When Monolith Materials in 2015 announced it would build a carbon black manufacturing plant near Hallam, a component of the plan was to convert one of the boilers at the nearby Sheldon Station to run on hydrogen, which is a byproduct of the carbon black manufacturing process.
The announcement was hailed as an environmental milestone, as the plant, which is owned by Nebraska Public Power District, was poised to become the first utility-scale coal plant in the U.S. to use hydrogen as a fuel. The conversion also was expected to help NPPD cut carbon emissions at the plant in half.
But that vision is not going to be realized.

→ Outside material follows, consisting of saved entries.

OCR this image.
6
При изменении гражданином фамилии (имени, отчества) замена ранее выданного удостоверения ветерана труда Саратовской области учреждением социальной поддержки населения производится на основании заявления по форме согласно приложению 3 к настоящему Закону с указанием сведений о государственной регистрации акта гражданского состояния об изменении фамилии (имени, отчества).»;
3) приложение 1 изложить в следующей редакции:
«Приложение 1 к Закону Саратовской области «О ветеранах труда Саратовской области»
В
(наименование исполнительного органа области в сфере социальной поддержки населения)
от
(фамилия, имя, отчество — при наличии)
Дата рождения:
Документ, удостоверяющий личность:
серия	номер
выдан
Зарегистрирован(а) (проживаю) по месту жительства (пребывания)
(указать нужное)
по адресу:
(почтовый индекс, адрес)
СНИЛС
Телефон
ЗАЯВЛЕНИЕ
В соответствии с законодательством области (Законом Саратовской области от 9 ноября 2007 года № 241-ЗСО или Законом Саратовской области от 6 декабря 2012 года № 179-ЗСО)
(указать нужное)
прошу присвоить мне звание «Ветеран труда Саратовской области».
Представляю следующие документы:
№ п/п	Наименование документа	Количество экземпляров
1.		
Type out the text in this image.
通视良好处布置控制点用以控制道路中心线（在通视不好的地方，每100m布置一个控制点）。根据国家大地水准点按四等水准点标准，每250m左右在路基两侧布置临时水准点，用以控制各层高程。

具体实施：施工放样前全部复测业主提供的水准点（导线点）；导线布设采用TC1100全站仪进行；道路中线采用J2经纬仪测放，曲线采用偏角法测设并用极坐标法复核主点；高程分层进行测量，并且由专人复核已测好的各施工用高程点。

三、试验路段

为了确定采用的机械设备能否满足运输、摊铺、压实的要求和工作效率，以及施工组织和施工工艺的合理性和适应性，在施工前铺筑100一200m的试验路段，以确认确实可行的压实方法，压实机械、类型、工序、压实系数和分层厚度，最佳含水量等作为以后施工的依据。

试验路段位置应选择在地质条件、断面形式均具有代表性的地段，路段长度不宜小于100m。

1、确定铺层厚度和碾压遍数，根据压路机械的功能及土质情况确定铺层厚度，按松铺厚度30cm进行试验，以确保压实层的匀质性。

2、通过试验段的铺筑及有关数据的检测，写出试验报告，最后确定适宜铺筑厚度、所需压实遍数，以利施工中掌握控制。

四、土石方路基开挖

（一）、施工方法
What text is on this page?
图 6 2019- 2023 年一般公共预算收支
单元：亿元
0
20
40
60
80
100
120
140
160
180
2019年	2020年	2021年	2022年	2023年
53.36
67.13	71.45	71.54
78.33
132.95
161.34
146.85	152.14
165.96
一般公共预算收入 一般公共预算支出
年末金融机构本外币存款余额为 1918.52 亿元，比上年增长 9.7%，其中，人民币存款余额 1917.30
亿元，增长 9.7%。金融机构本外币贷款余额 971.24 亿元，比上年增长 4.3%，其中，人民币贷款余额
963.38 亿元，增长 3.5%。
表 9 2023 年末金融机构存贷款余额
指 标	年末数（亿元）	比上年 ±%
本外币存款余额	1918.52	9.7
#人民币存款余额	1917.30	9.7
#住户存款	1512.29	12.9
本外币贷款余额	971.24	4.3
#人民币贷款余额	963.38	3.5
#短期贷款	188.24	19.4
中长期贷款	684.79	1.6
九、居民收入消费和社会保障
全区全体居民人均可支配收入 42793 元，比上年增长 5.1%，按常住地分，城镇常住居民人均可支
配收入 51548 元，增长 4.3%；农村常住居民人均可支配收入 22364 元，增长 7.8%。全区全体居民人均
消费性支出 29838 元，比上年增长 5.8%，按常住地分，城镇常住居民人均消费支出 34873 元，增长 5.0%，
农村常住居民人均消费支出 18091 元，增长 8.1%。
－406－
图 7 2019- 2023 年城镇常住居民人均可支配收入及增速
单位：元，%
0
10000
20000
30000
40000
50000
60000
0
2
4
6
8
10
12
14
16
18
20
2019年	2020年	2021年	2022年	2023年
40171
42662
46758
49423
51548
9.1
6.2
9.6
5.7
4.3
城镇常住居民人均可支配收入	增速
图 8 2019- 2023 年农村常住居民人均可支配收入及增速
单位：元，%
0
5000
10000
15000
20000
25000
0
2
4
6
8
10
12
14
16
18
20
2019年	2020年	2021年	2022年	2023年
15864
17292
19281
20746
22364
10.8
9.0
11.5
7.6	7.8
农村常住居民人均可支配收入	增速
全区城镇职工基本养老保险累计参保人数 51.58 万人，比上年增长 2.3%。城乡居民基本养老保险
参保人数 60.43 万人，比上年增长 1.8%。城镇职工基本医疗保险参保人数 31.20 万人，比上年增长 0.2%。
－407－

Monolith and NPPD jointly announced last month that the hydrogen created from the manufacture of carbon black — a fine, flour-like powder used in tires, plastic, inks and cellphones — will not be utilized at the power station.
"The economics just didn't pan out," said Rob Hanson, Monolith's CEO.
He said the company and NPPD spent two years and about $2 million trying to convert one of the Sheldon Station units to use hydrogen and just couldn't make it financially feasible.
That doesn't mean the hydrogen from Monolith's plant will go unused, however.
"We've already gone back to the drawing board on what we're going to do with the hydrogen," Hanson said.
He said the most likely sources for the hydrogen are businesses in the industrial or transportation industries, and the company is likely to make a decision in a month or two.
NPPD President and CEO Tom Kent said the company was disappointed the hydrogen conversion didn't work out but still plans to look at ways to make Sheldon Station more environmentally friendly.
And the failure of the hydrogen project will not in any way affect NPPD's relationship with Monolith, which includes providing 100% of its energy needs.
"We're still excited to have them as a customer," Kent said.
Monolith has billed its Hallam plant as a "clean" plant. In addition to being the only carbon black plant in the world to produce no greenhouse gas emissions, it also will run completely on renewable energy.
That includes solar and wind energy, as well as nuclear and hydropower.
"We certainly are supportive of a diverse mix of CO2-free energy," Hanson said.
Monolith completed the first phase of its project in June, with what it calls its "Olive Creek 1" plant. The plant has the capacity to produce about 14,000 tons of carbon black annually.
That was a $100 million investment that created roughly 60 local jobs. The company is hoping to have its "Olive Creek 2" expansion — which would increase production capacity by a factor of 10 — up and running by 2024.
If that happens, it would mean more than 100 additional jobs for the area, Hanson said.
It also would mean NPPD would have to find more renewable energy sources. Kent said the utility can handle Monolith's current needs with its own renewable energy portfolio, including its interconnection agreement with the Southwest Power Pool.
But to serve the needs of the Olive Creek 2 plant, which would likely make Monolith the largest private consumer of electricity in the state, NPPD would likely have to add more wind and solar projects to its portfolio, Kent said.
"We're still working on approaches to meet their energy needs," he said.